Shazam

Music discovery app Shazam, which is part of the elite "unicorn" club of private technology start-ups valued at over $1bn, is the most likely to be reduced to a low value, add-on feature over the next few years.

Magister Advisors, a Silicon Valley-based M&A boutique, has issued a list of what it views as seriously overvalued unicorns which are at risk of being devolved into mere features, embedded in other platforms or products like Apple or Google. Pinerest and Snapchat are also on Magister's unicorn knackering list.

Victor Basta, managing partner of Magister Advisors, said: "We've traded a market bubble for specific company bubbles, inflated by the ready availability of venture capital chasing the next big thing."

Times have changed: Microsoft's market value at IPO was $500m; Cisco's was $300m. Today an eye-watering 100 plus private companies are valued at more than $1bn.

Basta believes each of these companies must have enduring long-term value, derived from either being a global "platform" company, or at the very least a very high value product business.

Extending the line in mythical conceits, Magister has defined a new Icarus "junk debt" category of Unicorns, based on their absence of a platform or USP.

Basta said: "Inevitably our Icarus list will be controversial but we highlight Pinterest, Shazam, Evernote and Snapchat as Unicorns with a serious long-term risk of being embedded out of independent existence. Their current valuations are essentially skyhooks and therefore unsustainable."

Shazam, which raised some $30m in funding in January of this year, is most at risk, he said, and would be best deployed, or owned and developed, by an existing platform player.
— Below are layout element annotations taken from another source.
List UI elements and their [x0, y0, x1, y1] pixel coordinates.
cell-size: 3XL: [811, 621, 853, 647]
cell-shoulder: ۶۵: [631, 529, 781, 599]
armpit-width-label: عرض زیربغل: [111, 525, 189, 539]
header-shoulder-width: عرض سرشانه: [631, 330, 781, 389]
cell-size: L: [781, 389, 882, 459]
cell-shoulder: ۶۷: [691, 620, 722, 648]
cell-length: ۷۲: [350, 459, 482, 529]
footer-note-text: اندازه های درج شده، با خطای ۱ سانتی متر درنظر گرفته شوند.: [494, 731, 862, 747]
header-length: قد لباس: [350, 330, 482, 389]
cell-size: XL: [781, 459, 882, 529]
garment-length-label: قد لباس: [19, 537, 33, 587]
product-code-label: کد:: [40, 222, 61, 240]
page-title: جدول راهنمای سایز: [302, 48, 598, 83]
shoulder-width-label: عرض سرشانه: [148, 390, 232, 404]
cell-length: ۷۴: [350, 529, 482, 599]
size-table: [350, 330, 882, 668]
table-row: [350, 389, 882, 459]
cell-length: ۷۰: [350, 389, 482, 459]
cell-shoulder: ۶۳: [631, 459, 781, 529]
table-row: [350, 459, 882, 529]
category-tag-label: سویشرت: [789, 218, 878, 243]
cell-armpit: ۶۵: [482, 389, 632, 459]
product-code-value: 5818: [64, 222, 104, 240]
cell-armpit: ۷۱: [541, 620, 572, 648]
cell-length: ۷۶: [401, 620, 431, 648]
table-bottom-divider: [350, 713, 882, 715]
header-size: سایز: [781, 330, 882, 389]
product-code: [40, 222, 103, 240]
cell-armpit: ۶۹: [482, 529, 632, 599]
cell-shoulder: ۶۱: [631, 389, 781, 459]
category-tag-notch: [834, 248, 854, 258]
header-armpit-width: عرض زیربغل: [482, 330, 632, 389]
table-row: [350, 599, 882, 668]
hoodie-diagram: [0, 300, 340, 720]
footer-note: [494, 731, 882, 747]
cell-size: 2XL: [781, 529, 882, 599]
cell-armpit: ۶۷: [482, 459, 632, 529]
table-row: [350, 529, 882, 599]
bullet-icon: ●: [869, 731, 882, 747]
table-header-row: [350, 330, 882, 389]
That player could leverage its own installed base to provide the very best discovery experience across music, TV or other media, Basta added.

"A natural home for a Shazam-like experience would be in the product set of an Apple or Google or another broad-based vendor, and never as an independent whose data and development resources can never be as broad."

Pinterest, another Icarus candidate, has nearly $600m of venture capital and a $5bn private valuation that requires the business to achieve a $10bn plus valuation in short order, said Basta.

Ad revenue from "promoted pins", or commerce revenue from buy buttons, are the most likely revenue sources but Facebook and Google are already garnering the lion's share of new mobile ad spend, leaving less room for others, especially single feature-focused businesses that lack a wider social utility.

Pinterest's commerce revenues need to be very large to be worth anything; even $500m of product sales hardly validates a $1bn company value, noted Basta. Set these challenges alongside the innovation treadmill: Twitter has shown how much damage a company valuation can receive if innovation slows down for even six months, so execution risks are huge.

Victor Basta added: "This doesn't mean these companies aren't valuable; engaging 20-25% of online users as Pinterest does has strategic value to a larger player. But normally a company whose offering is at serious risk of being a feature needs to prove a lot more before commanding a valuation of more than $1bn."

"Put another way, a business whose offering is at risk of becoming a feature is only worth $1bn when it proves it's worth $1bn. Caveat emptor."

Shazam and Pinterest did not reply to requests for comment by the time this article was published.